Machen wir ein kleines Gedankenspiel: Nehmen wir nun an, der Wohlstand in der Schweiz würde in Zukunft überhaupt nicht mehr wachsen. Wie lange würde es bei anhaltenden Wachstumsraten in USA und Deutschland dauern, bis sie das Schweizer Niveau erreicht haben? Die Amerikaner bräuchten weitere knapp 10 Jahre mit anhaltendem Wachstumstempo, bis sie ein BIP pro Kopf auf dem heutigen Niveau der Schweiz erreichen (notabene mit deutlich mehr Arbeitsstunden). Deutlich mehr Zeit würde Deutschland benötigen: Hier würde es ganze 30 Jahre dauern, bis die Deutschen auf unserem derzeitigen Wohlstandsniveau sind und auch das nur, wenn sie ihre Wachstumsrate beibehalten können.
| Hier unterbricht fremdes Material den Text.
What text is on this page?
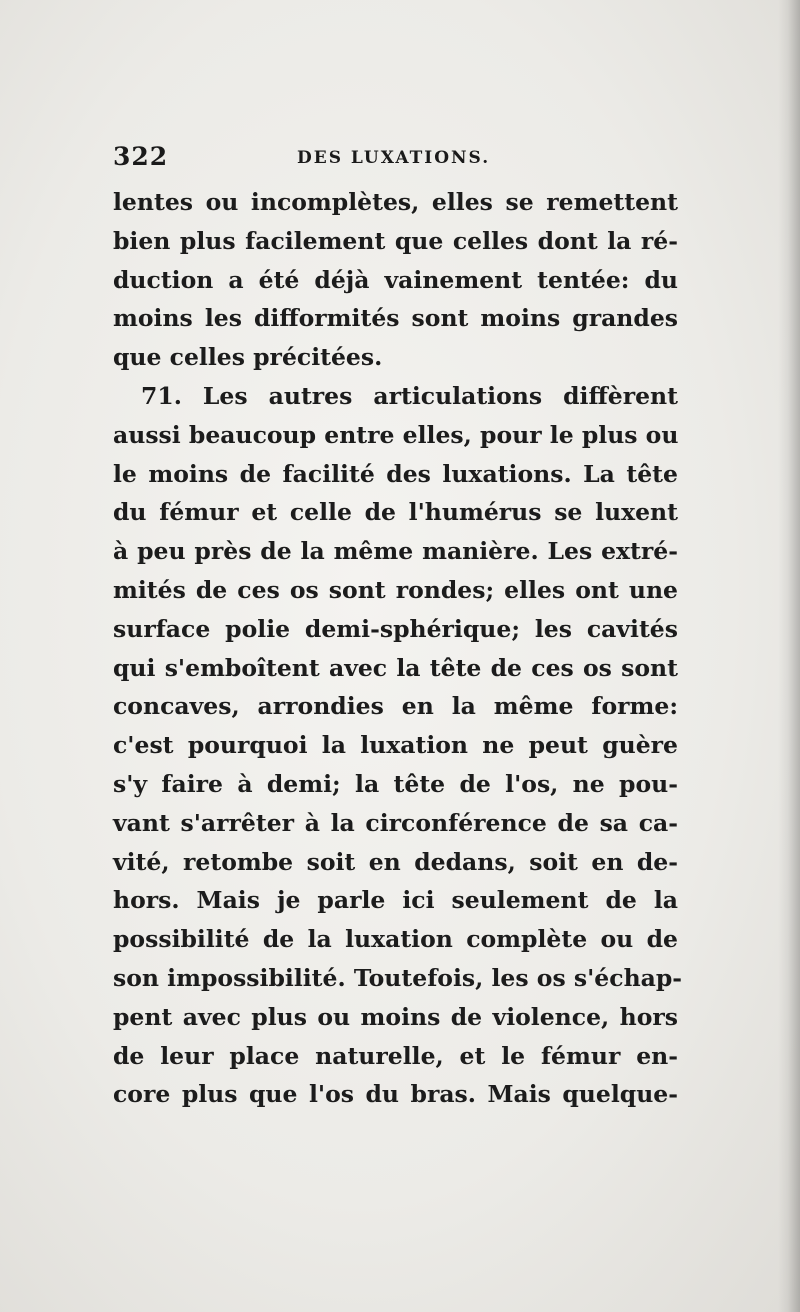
322	DES LUXATIONS.
lentes ou incomplètes, elles se remettent
bien plus facilement que celles dont la ré-
duction a été déjà vainement tentée: du
moins les difformités sont moins grandes
que celles précitées.
71. Les autres articulations diffèrent
aussi beaucoup entre elles, pour le plus ou
le moins de facilité des luxations. La tête
du fémur et celle de l'humérus se luxent
à peu près de la même manière. Les extré-
mités de ces os sont rondes; elles ont une
surface polie demi-sphérique; les cavités
qui s'emboîtent avec la tête de ces os sont
concaves, arrondies en la même forme:
c'est pourquoi la luxation ne peut guère
s'y faire à demi; la tête de l'os, ne pou-
vant s'arrêter à la circonférence de sa ca-
vité, retombe soit en dedans, soit en de-
hors. Mais je parle ici seulement de la
possibilité de la luxation complète ou de
son impossibilité. Toutefois, les os s'échap-
pent avec plus ou moins de violence, hors
de leur place naturelle, et le fémur en-
core plus que l'os du bras. Mais quelque-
Ländervergleiche sind gut, wenn sie richtig gemacht werden
Ländervergleiche des BIP pro Kopf können sinnvoll sein. Sie müssen aber richtig gemacht werden. Erstens müssen die Daten aus einer seriösen Quelle stammen (OECD, Weltbank, Eurostat). Zweitens muss derselbe Zeitraum für alle betrachtet werden und, wenn es um aktuelle Vergleiche geht, wenn immer möglich die neuesten Datenpunkte miteinbeziehen. Drittens müssen bei der Interpretation wesentliche Punkte wie der Arbeitseinsatz und der Basiseffekt berücksichtigt werden. Und wenn man dies tut, so zeigt sich eindeutig: Der Schweizer Wohlstand hat in den letzten Jahren auf hohem Niveau weiter stark zugenommen. Das ist ein Fakt.
Aber letztlich sind internationale Vergleiche immer ein Blick in den Rückspiegel. Unser primäres Ziel sollte es sein, in unserem Land die Rahmenbedingungen so zu gestalten, dass unser Wohlstand auch künftig in dem Masse zunimmt, wie es über die letzten rund 25 Jahre der Fall gewesen ist.